Communicate: Communication is key in scuba diving. Whether you’re just with a buddy or diving in a big group with a divemaster make sure that you’re communicating. Even if nothing is wrong, flash the “okay” signal at your buddy and wait to make sure that they give it back to you.
Slow Ascent and the Safety Stop: An incredibly important part of scuba diving is the slow ascent. This ensures that you don’t change pressure too quickly. If you do it can create air bubbles in your blood, also known as the bends. At its worst this can be fatal. Most divers will do a three minute safety stop. This means that while you ascend you stop at a certain point, usually about 15 feet below the surface. This stop lets the air get out of your blood and let’s you adjust before you make the final ascent to the surface.
Scuba Diving Brands
Since scuba diving is such an equipment intensive sport it’s only natural that there are lots of different scuba diving brands.

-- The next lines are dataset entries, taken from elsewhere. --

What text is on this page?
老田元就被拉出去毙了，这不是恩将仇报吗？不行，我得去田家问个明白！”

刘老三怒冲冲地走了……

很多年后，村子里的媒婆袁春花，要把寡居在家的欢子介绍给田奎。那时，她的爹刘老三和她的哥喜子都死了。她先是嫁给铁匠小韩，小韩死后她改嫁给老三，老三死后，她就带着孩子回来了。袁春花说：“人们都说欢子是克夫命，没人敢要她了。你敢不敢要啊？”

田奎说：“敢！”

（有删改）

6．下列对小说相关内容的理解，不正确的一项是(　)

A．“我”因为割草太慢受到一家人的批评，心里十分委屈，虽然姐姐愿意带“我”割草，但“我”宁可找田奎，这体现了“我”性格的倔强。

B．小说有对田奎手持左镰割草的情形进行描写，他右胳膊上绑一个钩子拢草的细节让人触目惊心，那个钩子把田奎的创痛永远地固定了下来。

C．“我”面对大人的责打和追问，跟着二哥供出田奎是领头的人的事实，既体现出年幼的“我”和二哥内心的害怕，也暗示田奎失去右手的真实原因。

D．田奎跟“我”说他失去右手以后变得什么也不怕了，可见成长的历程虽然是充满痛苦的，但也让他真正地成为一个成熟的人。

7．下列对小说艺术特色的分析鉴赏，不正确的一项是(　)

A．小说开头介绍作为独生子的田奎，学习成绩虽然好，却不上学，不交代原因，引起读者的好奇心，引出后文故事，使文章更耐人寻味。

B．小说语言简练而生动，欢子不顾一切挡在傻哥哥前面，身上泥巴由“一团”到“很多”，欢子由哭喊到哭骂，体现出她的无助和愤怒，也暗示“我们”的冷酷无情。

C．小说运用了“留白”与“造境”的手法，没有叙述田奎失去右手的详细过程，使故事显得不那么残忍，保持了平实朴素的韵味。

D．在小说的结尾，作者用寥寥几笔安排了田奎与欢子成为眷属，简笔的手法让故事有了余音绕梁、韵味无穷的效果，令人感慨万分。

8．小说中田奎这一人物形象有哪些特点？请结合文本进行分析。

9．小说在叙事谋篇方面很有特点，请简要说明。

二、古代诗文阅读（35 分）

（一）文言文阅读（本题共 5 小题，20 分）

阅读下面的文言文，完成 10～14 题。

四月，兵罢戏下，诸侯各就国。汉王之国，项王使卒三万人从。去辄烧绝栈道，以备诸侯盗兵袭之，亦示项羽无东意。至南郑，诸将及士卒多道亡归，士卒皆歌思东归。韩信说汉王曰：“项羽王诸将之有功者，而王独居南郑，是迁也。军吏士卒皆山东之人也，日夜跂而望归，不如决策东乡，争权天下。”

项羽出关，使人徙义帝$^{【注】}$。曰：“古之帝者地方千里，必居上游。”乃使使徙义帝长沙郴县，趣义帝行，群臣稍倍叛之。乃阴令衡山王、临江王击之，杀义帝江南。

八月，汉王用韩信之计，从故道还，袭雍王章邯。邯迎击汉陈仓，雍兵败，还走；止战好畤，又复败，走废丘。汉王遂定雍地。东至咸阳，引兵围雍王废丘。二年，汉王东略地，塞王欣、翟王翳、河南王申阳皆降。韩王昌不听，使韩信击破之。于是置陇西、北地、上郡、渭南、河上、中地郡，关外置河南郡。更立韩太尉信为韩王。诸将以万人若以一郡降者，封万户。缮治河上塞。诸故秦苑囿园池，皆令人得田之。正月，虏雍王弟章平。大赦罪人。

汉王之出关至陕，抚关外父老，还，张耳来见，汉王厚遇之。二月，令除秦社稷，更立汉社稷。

Scuba divers are not the same as athletes of most other sports. They do not compete against each other and most of them are not famous. The most well known scuba divers dive for photography or to conduct experiments or for other purposes like that. Divers who have advanced the field or have done an extraordinary amount of dives are the ones that are well known.
|Jacques Cousteau||“Father of Scuba Diving”|
|Jean Michel Cousteu||Environmentalist and early diver|
|Sylvia Earle||National Geographic Scientist|
|John Cronin||Founder of PADI|
|Mel Fisher||“World’s Greatest Treasure Hunter”|
Scuba Diving Events
There aren’t scuba diving events as there are events for other sports. However, there are other types of events like expos that people can go to to learn about innovations in scuba diving, to buy new and improved gear and to meet experts. Additionally there are group dives all the time from local dive shops to bigger groups. This is including the biggest group dive ever, which occured in 2009 in Indonesia when 2,486 divers all dove together.
Scuba Diving Books
|Shadow Divers||Robert Kurson|
|The Last Dive||Bernie Chowdhury|
|Scuba Diving Safety||Dan Orr|
What is Scuba Diving?
Scuba diving is a hobby and sport that involves using an oxygen tank to breathe underwater for a period of time while swimming around.
Is scuba diving hard?
Scuba diving itself can be pretty easy. Learning to dive is a little more complicated and there are a few things to remember when diving safely. If you dive with a divemaster though it ends up being pretty easy.
What is the purpose of scuba diving?
Scuba diving can have many purposes. The most popular purpose of scuba diving is to observe nature. Other purposes include rescue diving, technical diving and scientific diving.
What do you need to scuba dive?
You need quite a few things to dive. First you need a license. The most popular licensing company is PADI but there are other options. In terms of equipment you need quite a bit but the basics are a mask, a regulator, an oxygen tank and a BCD.